Évoquant le cas spécifique de l’Afrique, El Hadj As Sy, également ancien secrétaire général de la Croix-Rouge internationale, souligne que le continent noir « est le creuset de nombreux problèmes de santé », où les inégalités de genre sont « accentuées par les chocs socio-économiques. »
Rejetant toute essentialisation, il affirme que les tendances sont globales. « Prenez la consommation d’alcool ou de tabac : les hommes en usent plus que les femmes partout dans le monde. Seules les proportions varient », dit-il.
Autre constante d’après M. Sy, les hommes fréquentent moins les structures sanitaires que les femmes, une pratique universelle. Selon lui, ces données prouvent que le genre doit être placé au centre des politiques sanitaires pour corriger ces déséquilibres.
« Une santé globale ne peut être atteinte que si tout le monde compte, chacun et chacune. Quand on parle de santé globale, on ne parle pas seulement d’absence de maladie. L’OMS la définit comme un état complet de bien-être physique, social et mental », estime-t-il.
Des recommandations articulées autour de trois axes prioritaires
Face à ce constat, la Commission propose une série de mesures concrètes pour instaurer une véritable justice de genre dans le domaine de la santé.
Le rapport propose une feuille de route articulée autour de plusieurs axes parmi lesquels figurent : la clarification des concepts pour se doter d’un cadre conceptuel unifié pour guider les politiques, car « on définit le genre comme on veut, créant des malentendus » ; l’amélioration des données, car « des statistiques ventilées par genre sont indispensables pour dissiper les préjugés » ; enfin, « engendrer » les politiques, expliquant qu’« il s’agit de transformer les différences en complémentarités, pas en exclusions. La couverture santé universelle doit intégrer cette vision. »
Pour y arriver, la Commission plaide pour l’intégration systématique d’une perspective de genre dans toutes les législations sanitaires, de la couverture universelle aux programmes de vaccination. Elle propose notamment la mise en place d’audits obligatoires sur les écarts de rémunération et l’instauration de quotas pour assurer une représentation équitable aux postes de décision.
Le rapport ne se contente pas d’identifier les problèmes, il nomme aussi les obstacles.
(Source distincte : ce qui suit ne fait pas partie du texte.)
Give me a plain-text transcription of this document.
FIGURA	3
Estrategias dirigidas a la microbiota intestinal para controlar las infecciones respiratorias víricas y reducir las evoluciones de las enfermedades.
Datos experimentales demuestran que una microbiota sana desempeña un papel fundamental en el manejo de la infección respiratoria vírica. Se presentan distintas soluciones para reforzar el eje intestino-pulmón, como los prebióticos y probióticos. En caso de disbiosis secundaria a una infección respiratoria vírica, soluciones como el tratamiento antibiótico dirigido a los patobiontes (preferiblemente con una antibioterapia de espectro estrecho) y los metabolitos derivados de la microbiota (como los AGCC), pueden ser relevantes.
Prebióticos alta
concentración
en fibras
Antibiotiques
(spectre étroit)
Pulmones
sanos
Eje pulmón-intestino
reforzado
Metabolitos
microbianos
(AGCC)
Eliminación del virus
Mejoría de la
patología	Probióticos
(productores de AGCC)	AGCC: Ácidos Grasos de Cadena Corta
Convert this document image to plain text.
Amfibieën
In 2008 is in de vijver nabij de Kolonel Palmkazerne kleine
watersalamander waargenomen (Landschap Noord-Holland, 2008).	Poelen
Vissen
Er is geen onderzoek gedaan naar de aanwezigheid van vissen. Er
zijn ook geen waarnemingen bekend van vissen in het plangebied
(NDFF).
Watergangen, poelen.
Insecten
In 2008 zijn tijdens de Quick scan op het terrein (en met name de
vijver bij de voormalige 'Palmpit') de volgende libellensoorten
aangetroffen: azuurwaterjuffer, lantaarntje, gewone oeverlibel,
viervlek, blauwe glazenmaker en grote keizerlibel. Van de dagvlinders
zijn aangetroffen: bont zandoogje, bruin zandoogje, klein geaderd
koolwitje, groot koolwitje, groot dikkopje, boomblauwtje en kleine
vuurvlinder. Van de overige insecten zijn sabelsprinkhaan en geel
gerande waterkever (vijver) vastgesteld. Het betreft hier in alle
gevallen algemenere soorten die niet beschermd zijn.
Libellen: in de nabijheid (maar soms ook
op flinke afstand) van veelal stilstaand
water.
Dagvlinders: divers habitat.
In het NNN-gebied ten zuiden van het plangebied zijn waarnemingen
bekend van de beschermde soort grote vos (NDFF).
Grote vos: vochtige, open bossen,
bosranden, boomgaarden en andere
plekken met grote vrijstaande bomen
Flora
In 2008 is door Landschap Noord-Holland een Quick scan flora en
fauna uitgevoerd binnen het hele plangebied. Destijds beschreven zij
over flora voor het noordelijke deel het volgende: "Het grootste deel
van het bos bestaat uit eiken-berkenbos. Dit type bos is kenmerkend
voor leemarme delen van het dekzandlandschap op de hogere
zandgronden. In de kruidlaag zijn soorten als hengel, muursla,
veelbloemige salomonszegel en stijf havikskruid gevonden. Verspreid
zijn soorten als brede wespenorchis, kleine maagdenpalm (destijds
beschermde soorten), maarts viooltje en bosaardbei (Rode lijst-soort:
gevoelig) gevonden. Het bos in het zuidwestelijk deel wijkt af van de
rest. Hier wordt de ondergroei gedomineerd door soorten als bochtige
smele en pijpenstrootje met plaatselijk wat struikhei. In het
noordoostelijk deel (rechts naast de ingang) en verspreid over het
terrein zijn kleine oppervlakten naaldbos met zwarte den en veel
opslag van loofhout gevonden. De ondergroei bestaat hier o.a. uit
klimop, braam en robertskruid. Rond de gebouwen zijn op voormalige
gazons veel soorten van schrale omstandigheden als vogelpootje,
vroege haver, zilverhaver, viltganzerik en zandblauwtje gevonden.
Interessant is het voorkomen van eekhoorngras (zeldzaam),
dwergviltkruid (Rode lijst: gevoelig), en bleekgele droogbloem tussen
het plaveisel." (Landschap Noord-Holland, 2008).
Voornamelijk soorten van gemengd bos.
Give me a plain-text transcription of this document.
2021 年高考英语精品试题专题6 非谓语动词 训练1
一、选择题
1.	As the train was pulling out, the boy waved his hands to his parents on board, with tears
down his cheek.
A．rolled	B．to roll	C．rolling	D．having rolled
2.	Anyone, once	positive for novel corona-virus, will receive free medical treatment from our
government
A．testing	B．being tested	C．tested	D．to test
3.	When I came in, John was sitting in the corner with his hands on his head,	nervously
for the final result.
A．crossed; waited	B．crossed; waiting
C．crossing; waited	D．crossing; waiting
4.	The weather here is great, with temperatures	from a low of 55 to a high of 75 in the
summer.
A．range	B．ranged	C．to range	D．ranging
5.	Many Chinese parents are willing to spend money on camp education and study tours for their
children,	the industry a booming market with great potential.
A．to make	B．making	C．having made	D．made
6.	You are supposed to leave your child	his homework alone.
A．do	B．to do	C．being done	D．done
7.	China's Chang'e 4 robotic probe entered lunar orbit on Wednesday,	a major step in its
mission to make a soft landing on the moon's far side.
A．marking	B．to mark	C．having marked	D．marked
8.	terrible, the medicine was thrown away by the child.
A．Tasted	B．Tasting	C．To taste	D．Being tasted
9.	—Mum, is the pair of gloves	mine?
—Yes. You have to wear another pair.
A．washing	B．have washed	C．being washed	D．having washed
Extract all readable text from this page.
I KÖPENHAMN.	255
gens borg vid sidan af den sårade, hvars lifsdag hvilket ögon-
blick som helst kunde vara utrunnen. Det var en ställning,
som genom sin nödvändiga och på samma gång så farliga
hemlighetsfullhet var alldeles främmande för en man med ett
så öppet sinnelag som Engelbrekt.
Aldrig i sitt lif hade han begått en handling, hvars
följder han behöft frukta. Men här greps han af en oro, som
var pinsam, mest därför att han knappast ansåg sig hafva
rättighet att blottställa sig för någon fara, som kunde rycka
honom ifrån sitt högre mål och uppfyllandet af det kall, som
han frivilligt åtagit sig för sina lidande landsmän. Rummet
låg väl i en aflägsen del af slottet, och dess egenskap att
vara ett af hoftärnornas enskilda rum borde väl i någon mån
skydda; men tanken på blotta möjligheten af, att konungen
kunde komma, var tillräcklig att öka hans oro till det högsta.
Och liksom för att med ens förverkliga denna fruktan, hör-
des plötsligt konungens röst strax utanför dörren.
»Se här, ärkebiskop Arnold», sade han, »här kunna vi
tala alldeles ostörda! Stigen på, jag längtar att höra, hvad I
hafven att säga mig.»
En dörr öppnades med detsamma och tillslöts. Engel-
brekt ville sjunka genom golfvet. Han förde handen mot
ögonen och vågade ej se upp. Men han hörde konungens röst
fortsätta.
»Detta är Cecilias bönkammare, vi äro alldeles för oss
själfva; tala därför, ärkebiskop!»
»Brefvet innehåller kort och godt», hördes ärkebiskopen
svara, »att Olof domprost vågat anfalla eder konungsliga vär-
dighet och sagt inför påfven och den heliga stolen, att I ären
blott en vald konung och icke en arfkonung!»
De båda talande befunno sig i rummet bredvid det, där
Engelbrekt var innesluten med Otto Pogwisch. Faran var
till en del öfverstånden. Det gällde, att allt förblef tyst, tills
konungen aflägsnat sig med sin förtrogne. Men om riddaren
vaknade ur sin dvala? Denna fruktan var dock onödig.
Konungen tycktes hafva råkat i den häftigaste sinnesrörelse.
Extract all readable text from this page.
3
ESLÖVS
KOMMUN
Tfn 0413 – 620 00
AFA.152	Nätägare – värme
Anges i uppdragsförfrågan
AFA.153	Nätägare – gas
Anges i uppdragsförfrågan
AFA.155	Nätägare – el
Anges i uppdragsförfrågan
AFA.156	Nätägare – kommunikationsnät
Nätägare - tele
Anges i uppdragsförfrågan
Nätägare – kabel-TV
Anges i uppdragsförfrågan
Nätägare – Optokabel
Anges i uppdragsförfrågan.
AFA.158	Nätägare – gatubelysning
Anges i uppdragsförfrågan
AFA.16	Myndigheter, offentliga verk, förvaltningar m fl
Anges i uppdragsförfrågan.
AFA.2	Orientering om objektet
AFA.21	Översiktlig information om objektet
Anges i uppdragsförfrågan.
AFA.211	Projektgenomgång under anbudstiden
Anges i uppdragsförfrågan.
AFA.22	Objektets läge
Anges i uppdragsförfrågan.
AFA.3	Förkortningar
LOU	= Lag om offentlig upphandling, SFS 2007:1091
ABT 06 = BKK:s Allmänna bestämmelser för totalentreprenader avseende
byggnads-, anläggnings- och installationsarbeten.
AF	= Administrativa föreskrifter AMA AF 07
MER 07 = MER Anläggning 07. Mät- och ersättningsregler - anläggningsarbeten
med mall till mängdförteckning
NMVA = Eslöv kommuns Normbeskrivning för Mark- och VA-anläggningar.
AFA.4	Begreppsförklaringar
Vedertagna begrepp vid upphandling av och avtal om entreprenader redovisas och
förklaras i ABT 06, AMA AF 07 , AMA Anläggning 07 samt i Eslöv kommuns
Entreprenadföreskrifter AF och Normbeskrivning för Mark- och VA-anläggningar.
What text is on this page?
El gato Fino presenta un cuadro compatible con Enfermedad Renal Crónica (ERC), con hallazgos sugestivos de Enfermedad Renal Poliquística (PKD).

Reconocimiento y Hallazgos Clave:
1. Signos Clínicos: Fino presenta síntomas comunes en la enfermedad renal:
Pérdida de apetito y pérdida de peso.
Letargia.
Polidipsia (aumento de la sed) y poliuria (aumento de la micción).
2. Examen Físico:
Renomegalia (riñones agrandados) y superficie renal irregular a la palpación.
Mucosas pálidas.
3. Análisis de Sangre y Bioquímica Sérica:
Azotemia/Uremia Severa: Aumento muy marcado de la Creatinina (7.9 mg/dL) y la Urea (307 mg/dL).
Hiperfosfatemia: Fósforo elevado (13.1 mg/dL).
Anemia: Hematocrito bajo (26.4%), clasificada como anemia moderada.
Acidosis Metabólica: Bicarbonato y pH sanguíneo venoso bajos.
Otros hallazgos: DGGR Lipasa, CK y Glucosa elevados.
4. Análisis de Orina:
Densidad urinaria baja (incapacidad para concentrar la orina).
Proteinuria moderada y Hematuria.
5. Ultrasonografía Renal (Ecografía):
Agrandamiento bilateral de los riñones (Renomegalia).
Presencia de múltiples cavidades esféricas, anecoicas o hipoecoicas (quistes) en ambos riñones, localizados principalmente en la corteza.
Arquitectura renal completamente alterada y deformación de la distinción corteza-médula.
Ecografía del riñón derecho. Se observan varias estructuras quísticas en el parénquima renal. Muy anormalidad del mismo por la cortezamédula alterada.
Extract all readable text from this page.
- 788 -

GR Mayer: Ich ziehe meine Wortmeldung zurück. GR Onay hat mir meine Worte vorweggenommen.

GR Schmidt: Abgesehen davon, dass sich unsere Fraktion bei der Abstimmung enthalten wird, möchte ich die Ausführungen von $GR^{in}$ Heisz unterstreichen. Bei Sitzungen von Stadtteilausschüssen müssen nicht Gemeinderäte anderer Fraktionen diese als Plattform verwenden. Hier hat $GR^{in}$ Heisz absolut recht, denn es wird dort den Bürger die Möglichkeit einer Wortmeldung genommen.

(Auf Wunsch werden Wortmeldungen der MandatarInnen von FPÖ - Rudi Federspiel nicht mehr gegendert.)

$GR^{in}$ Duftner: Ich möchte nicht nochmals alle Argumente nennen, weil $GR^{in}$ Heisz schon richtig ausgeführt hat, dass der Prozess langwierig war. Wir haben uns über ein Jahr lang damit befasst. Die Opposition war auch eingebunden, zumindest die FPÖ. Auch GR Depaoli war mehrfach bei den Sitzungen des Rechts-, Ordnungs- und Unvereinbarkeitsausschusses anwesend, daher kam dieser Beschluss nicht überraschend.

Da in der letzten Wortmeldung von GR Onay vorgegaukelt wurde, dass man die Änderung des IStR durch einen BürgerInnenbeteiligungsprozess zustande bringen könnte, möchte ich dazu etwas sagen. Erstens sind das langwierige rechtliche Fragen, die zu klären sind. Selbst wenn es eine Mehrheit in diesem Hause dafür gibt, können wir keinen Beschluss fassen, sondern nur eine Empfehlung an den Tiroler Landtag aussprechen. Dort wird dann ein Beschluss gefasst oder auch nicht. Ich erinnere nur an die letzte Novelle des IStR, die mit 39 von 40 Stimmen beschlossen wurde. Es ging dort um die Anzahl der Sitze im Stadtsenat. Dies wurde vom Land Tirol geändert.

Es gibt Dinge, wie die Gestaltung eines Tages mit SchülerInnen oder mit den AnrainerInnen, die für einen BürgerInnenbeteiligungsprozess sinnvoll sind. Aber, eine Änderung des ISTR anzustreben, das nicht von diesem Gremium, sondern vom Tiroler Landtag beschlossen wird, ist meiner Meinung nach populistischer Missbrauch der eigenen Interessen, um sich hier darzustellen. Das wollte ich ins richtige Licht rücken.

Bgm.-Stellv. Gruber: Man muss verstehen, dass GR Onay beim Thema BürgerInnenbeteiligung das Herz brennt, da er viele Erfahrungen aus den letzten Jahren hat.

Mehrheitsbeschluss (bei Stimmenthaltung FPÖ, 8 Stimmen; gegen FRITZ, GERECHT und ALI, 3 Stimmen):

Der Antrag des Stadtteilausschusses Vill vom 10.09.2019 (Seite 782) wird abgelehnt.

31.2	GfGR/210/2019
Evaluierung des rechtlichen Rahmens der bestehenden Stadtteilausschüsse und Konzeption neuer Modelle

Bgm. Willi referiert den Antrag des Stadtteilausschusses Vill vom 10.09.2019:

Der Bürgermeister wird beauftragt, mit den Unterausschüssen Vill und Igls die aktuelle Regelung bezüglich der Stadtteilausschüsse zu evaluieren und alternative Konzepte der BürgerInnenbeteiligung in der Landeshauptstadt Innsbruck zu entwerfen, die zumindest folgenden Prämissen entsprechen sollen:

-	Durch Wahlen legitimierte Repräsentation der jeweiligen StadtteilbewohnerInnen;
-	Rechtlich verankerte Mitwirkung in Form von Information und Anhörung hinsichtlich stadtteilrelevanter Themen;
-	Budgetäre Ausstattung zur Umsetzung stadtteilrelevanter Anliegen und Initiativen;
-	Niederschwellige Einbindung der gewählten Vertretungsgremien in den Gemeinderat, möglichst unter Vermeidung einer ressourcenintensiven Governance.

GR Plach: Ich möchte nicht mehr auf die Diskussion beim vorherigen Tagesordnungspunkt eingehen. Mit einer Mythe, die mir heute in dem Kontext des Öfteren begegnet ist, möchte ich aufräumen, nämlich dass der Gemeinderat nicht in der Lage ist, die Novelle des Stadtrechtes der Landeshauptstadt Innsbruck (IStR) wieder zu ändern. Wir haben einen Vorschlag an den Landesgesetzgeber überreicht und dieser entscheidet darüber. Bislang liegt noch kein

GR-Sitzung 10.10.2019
Une section entière est consacrée aux « mouvements anti-genre », ces groupes bien organisés et financés qui, selon les auteurs, « instrumentalisent des discours progressistes pour bloquer toute avancée. »
La Commission appelle à dénoncer leurs stratégies et à réguler strictement les industries qui exploitent les stéréotypes de genre, comme le marketing genré pour les produits nocifs (tabac, alcool) ciblant spécifiquement les femmes dans les pays en développement.
Pour donner corps à ces ambitions, des moyens conséquents seront nécessaires. La Commission propose un mécanisme de financement innovant : une taxe sur les produits nocifs pour la santé dont les recettes seraient spécifiquement affectées à des programmes sensibles au genre. « Il s’agit de faire payer ceux qui profitent des inégalités pour financer leur résolution », résume Pr Sarah Hawkes.
Conscients de l’ampleur de la tâche, les auteurs appellent à l’organisation d’un sommet international d’ici 2026 sous l’égide de l’OMS. « Les solutions existent, ce qui manque aujourd’hui, c’est la volonté politique de les mettre en œuvre », conclut le rapport, qui sera accompagné d’une plateforme interactive de suivi des indicateurs clés à partir de juin 2025.